尿道炎も膀胱炎と類似の症状(頻尿・排尿痛・膿尿)を表します。これらは腎臓そのものの弱りではないと思われます。

前立腺肥大症
50歳以上の男性に起こることが多い疾患で前立腺の内腺が肥大して尿道を圧迫し排尿障害を起こします。
これは腎臓そのものが弱った為に起こる症状です。
腎臓を潤す必要があります。又、慢性化すると血の流れが悪くなります。

腎炎・ネフローゼ症候群
腎臓の濾過装置である糸球体が侵されて尿中に多量のタンパクが出る為、血液中の必要なタンパクが減ります。
慢性化すると尿の異常や浮腫と倶に疲労感・腰痛・動悸などの症状が見られる様になります。
漢方では水分代謝に異常をきたした水毒と考えますが、これは腎臓だけでなく腎臓に栄養を送る消化器系の弱りもあると考えます。

尿路結石・血尿
腎臓で出来た石が尿管を通過する時に痛みを発し同時に尿管を傷つけます。
朝一番の排尿後に痛みが起こることが多い様である。
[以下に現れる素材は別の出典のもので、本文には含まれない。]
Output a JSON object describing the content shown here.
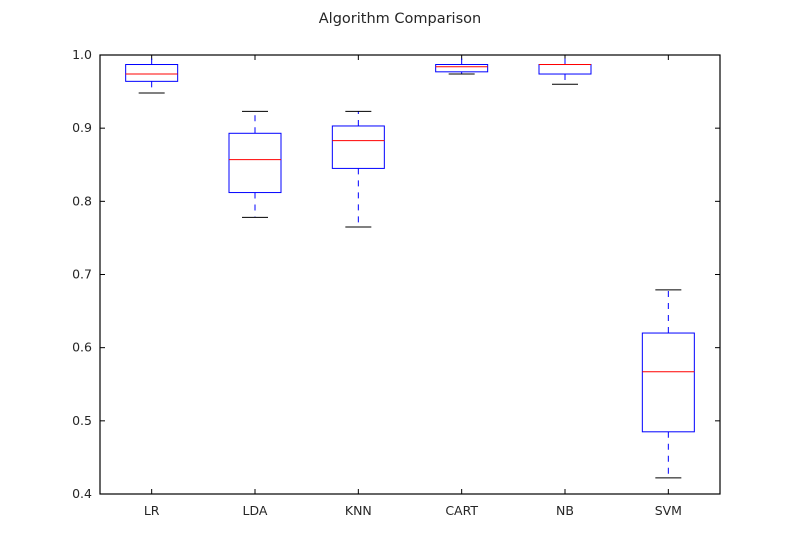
{
  "chart_data": {
    "type": "box",
    "title": "Algorithm Comparison",
    "xlabel": "",
    "ylabel": "",
    "categories": [
      "LR",
      "LDA",
      "KNN",
      "CART",
      "NB",
      "SVM"
    ],
    "ylim": [
      0.4,
      1.0
    ],
    "yticks": [
      0.4,
      0.5,
      0.6,
      0.7,
      0.8,
      0.9,
      1.0
    ],
    "ytick_labels": [
      "0.4",
      "0.5",
      "0.6",
      "0.7",
      "0.8",
      "0.9",
      "1.0"
    ],
    "grid": false,
    "series": [
      {
        "whisker_low": 0.948,
        "q1": 0.964,
        "median": 0.974,
        "q3": 0.987,
        "whisker_high": 1.0
      },
      {
        "whisker_low": 0.778,
        "q1": 0.812,
        "median": 0.857,
        "q3": 0.893,
        "whisker_high": 0.923
      },
      {
        "whisker_low": 0.765,
        "q1": 0.845,
        "median": 0.883,
        "q3": 0.903,
        "whisker_high": 0.923
      },
      {
        "whisker_low": 0.974,
        "q1": 0.977,
        "median": 0.984,
        "q3": 0.987,
        "whisker_high": 1.0
      },
      {
        "whisker_low": 0.96,
        "q1": 0.974,
        "median": 0.987,
        "q3": 0.987,
        "whisker_high": 1.0
      },
      {
        "whisker_low": 0.422,
        "q1": 0.485,
        "median": 0.567,
        "q3": 0.62,
        "whisker_high": 0.679
      }
    ],
    "colors": {
      "box": "#0000ff",
      "median": "#ff0000",
      "cap": "#000000",
      "axis": "#000000",
      "text": "#262626"
    }
  }
}
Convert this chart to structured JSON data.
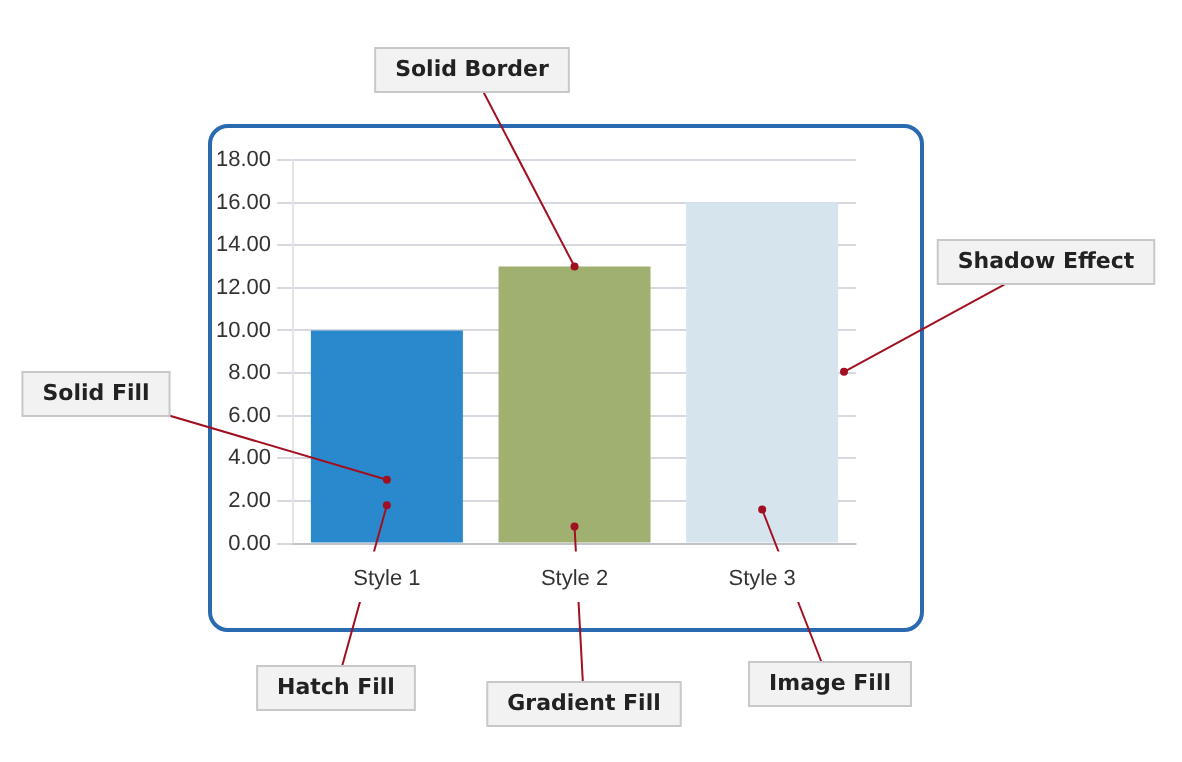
{
  "chart_data": {
    "type": "bar",
    "categories": [
      "Style 1",
      "Style 2",
      "Style 3"
    ],
    "values": [
      10,
      13,
      16
    ],
    "colors": [
      "#2a88cc",
      "#9fb070",
      "#d6e4ee"
    ],
    "ylim": [
      0,
      18
    ],
    "yticks": [
      {
        "value": 0,
        "label": "0.00"
      },
      {
        "value": 2,
        "label": "2.00"
      },
      {
        "value": 4,
        "label": "4.00"
      },
      {
        "value": 6,
        "label": "6.00"
      },
      {
        "value": 8,
        "label": "8.00"
      },
      {
        "value": 10,
        "label": "10.00"
      },
      {
        "value": 12,
        "label": "12.00"
      },
      {
        "value": 14,
        "label": "14.00"
      },
      {
        "value": 16,
        "label": "16.00"
      },
      {
        "value": 18,
        "label": "18.00"
      }
    ],
    "grid": "y",
    "legend": false,
    "annotations": [
      {
        "text": "Solid Border",
        "x": "Style 2",
        "y": 13
      },
      "Shadow Effect",
      {
        "text": "Solid Fill",
        "x": "Style 1",
        "y": 3
      },
      {
        "text": "Hatch Fill",
        "x": "Style 1",
        "y": 1.8
      },
      {
        "text": "Gradient Fill",
        "x": "Style 2",
        "y": 0.8
      },
      {
        "text": "Image Fill",
        "x": "Style 3",
        "y": 1.6
      }
    ]
  }
}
痛む部位は片側の腰で腎臓付近である。
時に鼠径上部も痛み激しい時は吐き気が有り血尿も出ます。
血尿がある場合は尿路結石か膀胱炎・尿道炎などが考えられます。

小便不利・小便自利
小便不利とは尿量も回数も少ない状態です。小便自利とは尿量も回数も多い状態です。
これらは膀胱への寒熱の影響で変化します。便の状態とも関係します。
五臓六腑の何処が弱っているか問診します。